With official reports that the U.S. economy has entered a recession, organizations are looking for every opportunity to cut costs and grow their business. And while the economy slowly reopens, most organizations are opting to work from home because of the advantages it offers. Yet, despite this economic slowdown, compliance remains mandatory and the trust it provides is at a premium. With organizations working more from home and compliance remaining mandatory, the ability to complete audits remotely is more important now than ever before, both for the business value of compliance and the efficiency (cost and flexibility) of the approach.
Fortunately, almost every regulatory board or accrediting body recognizes the value of remote audits and their importance in these times. Ultimately, the responsibility to conduct remote audits effectively falls to the CBs or QAs conducting the testing, so make sure your auditor has that ability.
AICPA – SOC 1/SOC 2/AUP
According to the AICPA FAQs SOC 1® and SOC 2® Issues Arising From COVID-19, remote audits are allowed. The AICPA notes that there are risks from a remote workforce that may have emerged, such as managing call centers from home or effectively maintaining controls during layoffs. However, remote audits are permitted since video conferencing and remote records review can help maintain social distancing protocols.
ANAB – ISO 27001/ISO 22301
ANAB has published a series of “Heads Up” advisories, including Issue 445, Issue 448, Issue 449, Issue 450, Issue 452 and Issue 453. ANAB has stressed that health and safety come first since the beginning of the pandemic and acknowledged the pandemic may cause delays. Although ANAB is still requiring audits to be completed in 2020, the organizations is granting a six-month extension if the outbreak prevents recertification. Previous guidance from the IAF Informative Document For Management of Extraordinary Events and Accreditation Rule 9 already enables remote testing.
PCI SSC – PCI DSS
According to the PCI SSC COVID-19 communication page, the process for a remote audit was outlined in a December 2017 Article. And from July 31 to Oct. 31, the PCI SSC is granting six-month extensions. In March, PCI SSC published a remote assessment blog that acknowledged that an assessor may not always be able to be on-site, but that the assessor is still responsible for maintaining the integrity of the assessment. A follow-up remote assessment blog provides much more detail and some potential risks, such as disabling security controls to enable remote testing.
HITRUST has published a series of advisories in response to the outbreak. A March advisory, HAA 2020-001, waives on-site requirements to enable remote audits, citing the risk assessment-related travel. HAA 2020-004 announced Bridge Assessments, which grant a 30-day extension for reassessments, recognizing the challenges that organizations face during this time.
FedRAMP has not provided any communication related to remote audits. As of now, organizations still need to plan for on-site testing; however, a FedRAMP Security Assessment Report (SAR) may delay this testing by 90 days by recording it in a Plan of Actions and Milestones (POAM).
Realizing the Strategic Value of Remote Audits
To summarize, the majority of audits can be conducted remotely and many are offering grace periods for recertification or reassessment. If organizations are considering more than one of these audits, they should be advised that they could address multiple security standards at once.

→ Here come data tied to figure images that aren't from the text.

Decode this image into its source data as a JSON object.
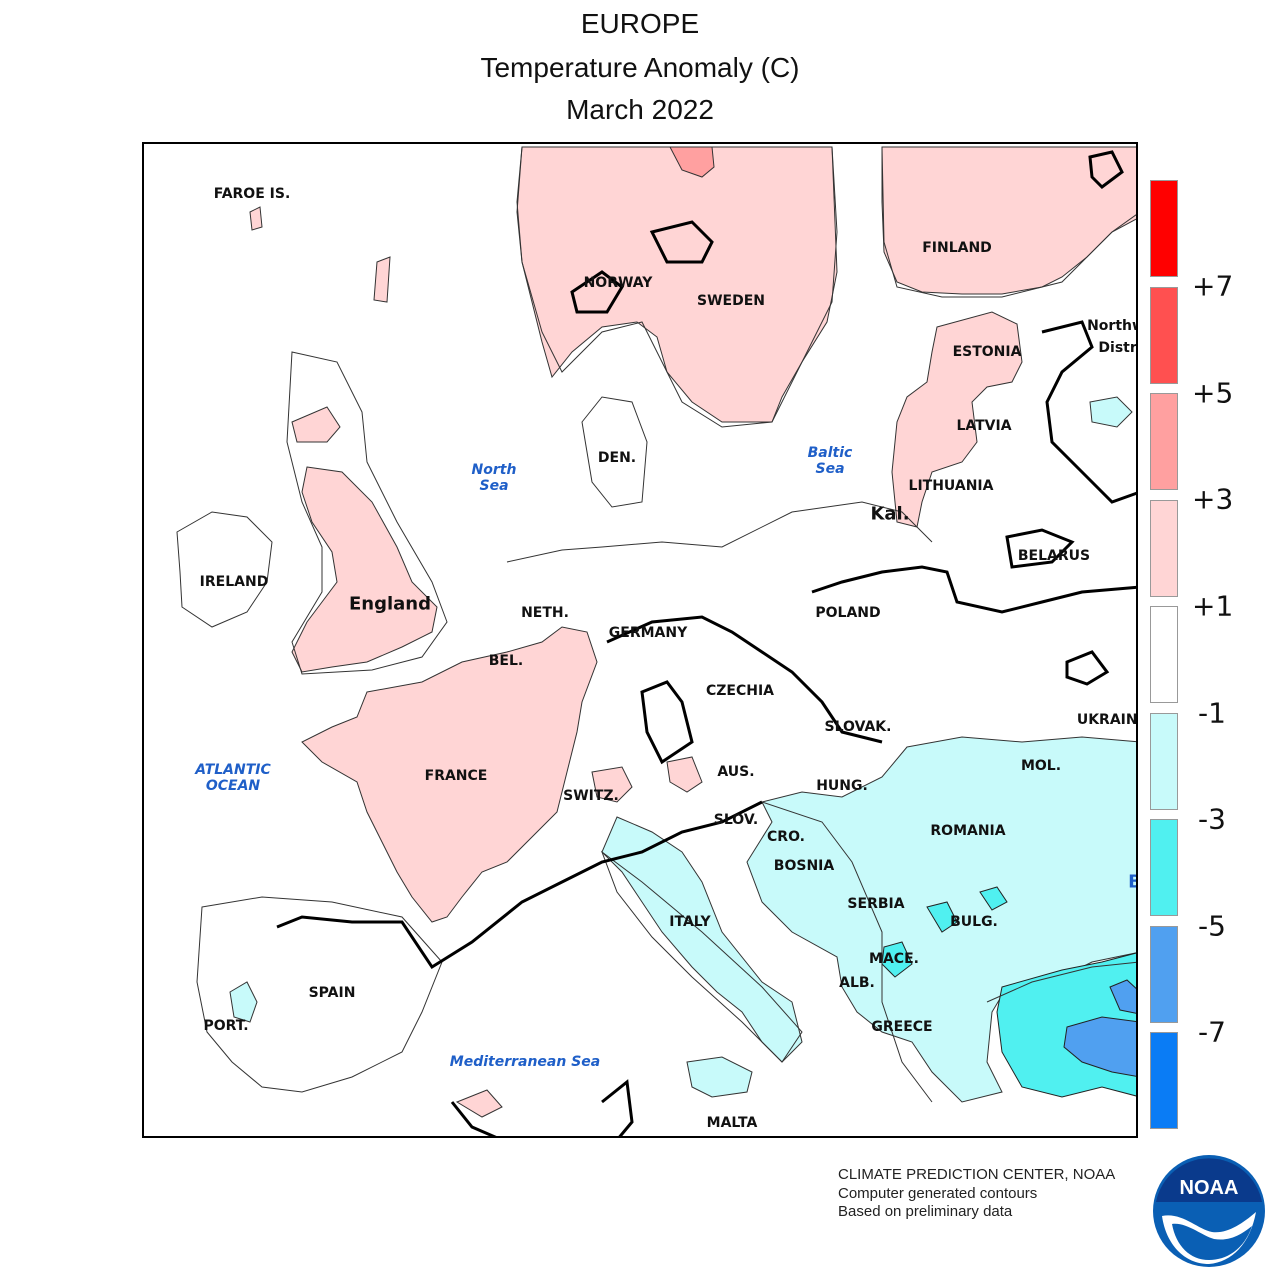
{
  "header": {
    "region": "EUROPE",
    "variable": "Temperature Anomaly (C)",
    "period": "March 2022"
  },
  "colors": {
    "border": "#000000",
    "land_outline": "#333333",
    "sea_label": "#1f5fc8"
  },
  "map_labels": [
    {
      "id": "faroe",
      "text": "FAROE IS."
    },
    {
      "id": "norway",
      "text": "NORWAY"
    },
    {
      "id": "sweden",
      "text": "SWEDEN"
    },
    {
      "id": "finland",
      "text": "FINLAND"
    },
    {
      "id": "northwest-district-1",
      "text": "Northw"
    },
    {
      "id": "northwest-district-2",
      "text": "Distri"
    },
    {
      "id": "estonia",
      "text": "ESTONIA"
    },
    {
      "id": "latvia",
      "text": "LATVIA"
    },
    {
      "id": "lithuania",
      "text": "LITHUANIA"
    },
    {
      "id": "kaliningrad",
      "text": "Kal."
    },
    {
      "id": "denmark",
      "text": "DEN."
    },
    {
      "id": "ireland",
      "text": "IRELAND"
    },
    {
      "id": "england",
      "text": "England"
    },
    {
      "id": "netherlands",
      "text": "NETH."
    },
    {
      "id": "belgium",
      "text": "BEL."
    },
    {
      "id": "germany",
      "text": "GERMANY"
    },
    {
      "id": "poland",
      "text": "POLAND"
    },
    {
      "id": "belarus",
      "text": "BELARUS"
    },
    {
      "id": "czechia",
      "text": "CZECHIA"
    },
    {
      "id": "slovakia",
      "text": "SLOVAK."
    },
    {
      "id": "ukraine",
      "text": "UKRAINE"
    },
    {
      "id": "france",
      "text": "FRANCE"
    },
    {
      "id": "switzerland",
      "text": "SWITZ."
    },
    {
      "id": "austria",
      "text": "AUS."
    },
    {
      "id": "hungary",
      "text": "HUNG."
    },
    {
      "id": "moldova",
      "text": "MOL."
    },
    {
      "id": "slovenia",
      "text": "SLOV."
    },
    {
      "id": "croatia",
      "text": "CRO."
    },
    {
      "id": "romania",
      "text": "ROMANIA"
    },
    {
      "id": "bosnia",
      "text": "BOSNIA"
    },
    {
      "id": "serbia",
      "text": "SERBIA"
    },
    {
      "id": "bulgaria",
      "text": "BULG."
    },
    {
      "id": "italy",
      "text": "ITALY"
    },
    {
      "id": "macedonia",
      "text": "MACE."
    },
    {
      "id": "albania",
      "text": "ALB."
    },
    {
      "id": "greece",
      "text": "GREECE"
    },
    {
      "id": "spain",
      "text": "SPAIN"
    },
    {
      "id": "portugal",
      "text": "PORT."
    },
    {
      "id": "malta",
      "text": "MALTA"
    },
    {
      "id": "black-sea-fragment",
      "text": "B"
    }
  ],
  "sea_labels": [
    {
      "id": "north-sea",
      "text": "North\nSea"
    },
    {
      "id": "baltic-sea",
      "text": "Baltic\nSea"
    },
    {
      "id": "atlantic-ocean",
      "text": "ATLANTIC\nOCEAN"
    },
    {
      "id": "mediterranean-sea",
      "text": "Mediterranean Sea"
    }
  ],
  "legend": {
    "classes": [
      {
        "range": "> +7",
        "color": "#ff0000"
      },
      {
        "range": "+5 to +7",
        "color": "#ff5050"
      },
      {
        "range": "+3 to +5",
        "color": "#ffa0a0"
      },
      {
        "range": "+1 to +3",
        "color": "#ffd5d5"
      },
      {
        "range": "-1 to +1",
        "color": "#ffffff"
      },
      {
        "range": "-3 to -1",
        "color": "#c8fafa"
      },
      {
        "range": "-5 to -3",
        "color": "#50f0f0"
      },
      {
        "range": "-7 to -5",
        "color": "#50a0f0"
      },
      {
        "range": "< -7",
        "color": "#0a7cf5"
      }
    ],
    "tick_labels": [
      "+7",
      "+5",
      "+3",
      "+1",
      "-1",
      "-3",
      "-5",
      "-7"
    ]
  },
  "credits": {
    "line1": "CLIMATE PREDICTION CENTER, NOAA",
    "line2": "Computer generated contours",
    "line3": "Based on preliminary data"
  },
  "logo": {
    "text": "NOAA",
    "color": "#0a5fb4"
  }
}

According to Gartner’s “Market Guide for Organization Security Certification Services” published May 26 by Brent Predovich, Katell Thielemann and Sam Olyaei, “The control requirements and the sections of the security standards against which certifications and attestations are generated have significant overlap. If there is a need to obtain more than one certification or attestation, there is value in consolidating audit planning, audit data gathering, interviews and evidence collection efforts into a vendor selection exercise with multiple security certifications/attestations.”

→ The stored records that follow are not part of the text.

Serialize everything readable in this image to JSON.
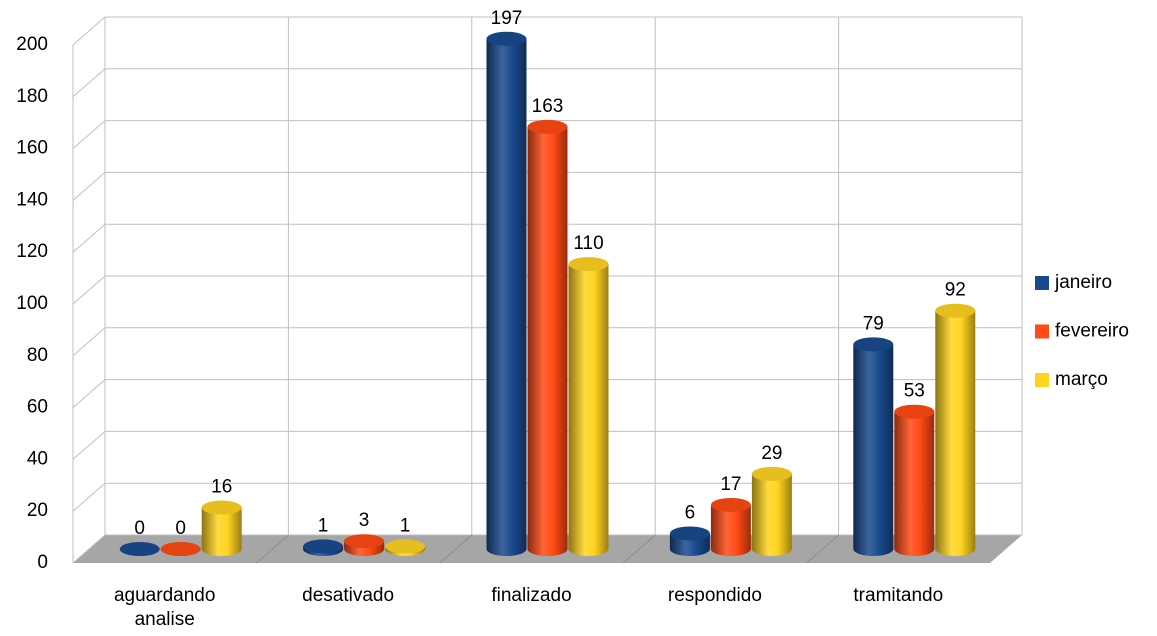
{
  "chart_data": {
    "type": "bar3d",
    "categories": [
      "aguardando analise",
      "desativado",
      "finalizado",
      "respondido",
      "tramitando"
    ],
    "series": [
      {
        "name": "janeiro",
        "color": "#1a4a8e",
        "values": [
          0,
          1,
          197,
          6,
          79
        ]
      },
      {
        "name": "fevereiro",
        "color": "#ff4a14",
        "values": [
          0,
          3,
          163,
          17,
          53
        ]
      },
      {
        "name": "março",
        "color": "#ffd320",
        "values": [
          16,
          1,
          110,
          29,
          92
        ]
      }
    ],
    "ylim": [
      0,
      200
    ],
    "yticks": [
      0,
      20,
      40,
      60,
      80,
      100,
      120,
      140,
      160,
      180,
      200
    ],
    "grid": true,
    "legend": "right",
    "data_labels": true
  }
}
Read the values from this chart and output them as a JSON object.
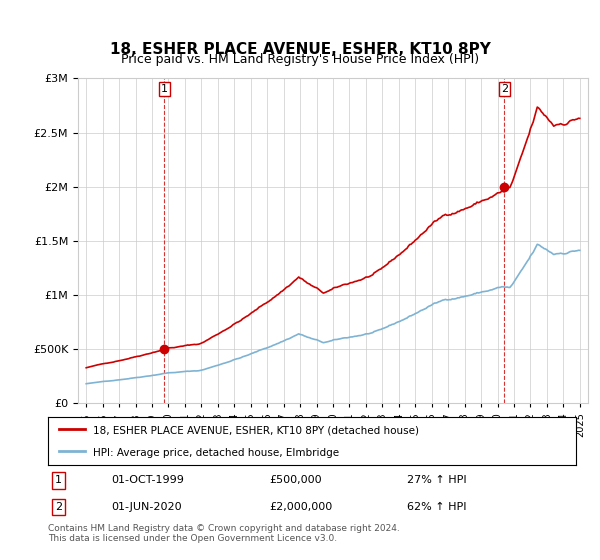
{
  "title": "18, ESHER PLACE AVENUE, ESHER, KT10 8PY",
  "subtitle": "Price paid vs. HM Land Registry's House Price Index (HPI)",
  "legend_line1": "18, ESHER PLACE AVENUE, ESHER, KT10 8PY (detached house)",
  "legend_line2": "HPI: Average price, detached house, Elmbridge",
  "note": "Contains HM Land Registry data © Crown copyright and database right 2024.\nThis data is licensed under the Open Government Licence v3.0.",
  "table": [
    {
      "num": "1",
      "date": "01-OCT-1999",
      "price": "£500,000",
      "hpi": "27% ↑ HPI"
    },
    {
      "num": "2",
      "date": "01-JUN-2020",
      "price": "£2,000,000",
      "hpi": "62% ↑ HPI"
    }
  ],
  "sale1_year": 1999.75,
  "sale1_price": 500000,
  "sale2_year": 2020.42,
  "sale2_price": 2000000,
  "red_line_color": "#cc0000",
  "blue_line_color": "#7fb3d3",
  "dashed_line_color": "#cc0000",
  "background_color": "#ffffff",
  "grid_color": "#cccccc",
  "ylim": [
    0,
    3000000
  ],
  "xlim_start": 1994.5,
  "xlim_end": 2025.5
}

Strategic compliance may be defined as centralizing evidence collection and audit processes, standardizing compliance requirements and consolidating audits and service providers into a streamlined project approach. In this way, remote audits should be considered a tactic to enable strategic compliance, as the elimination of in-person requirements further streamlines the audit process and efficiencies. As business leaders continue to navigate uncharted territory, they can establish a sense of certainty through compliance—and they can approach compliance more strategically to drive business growth. Remote audits will help achieve this goal.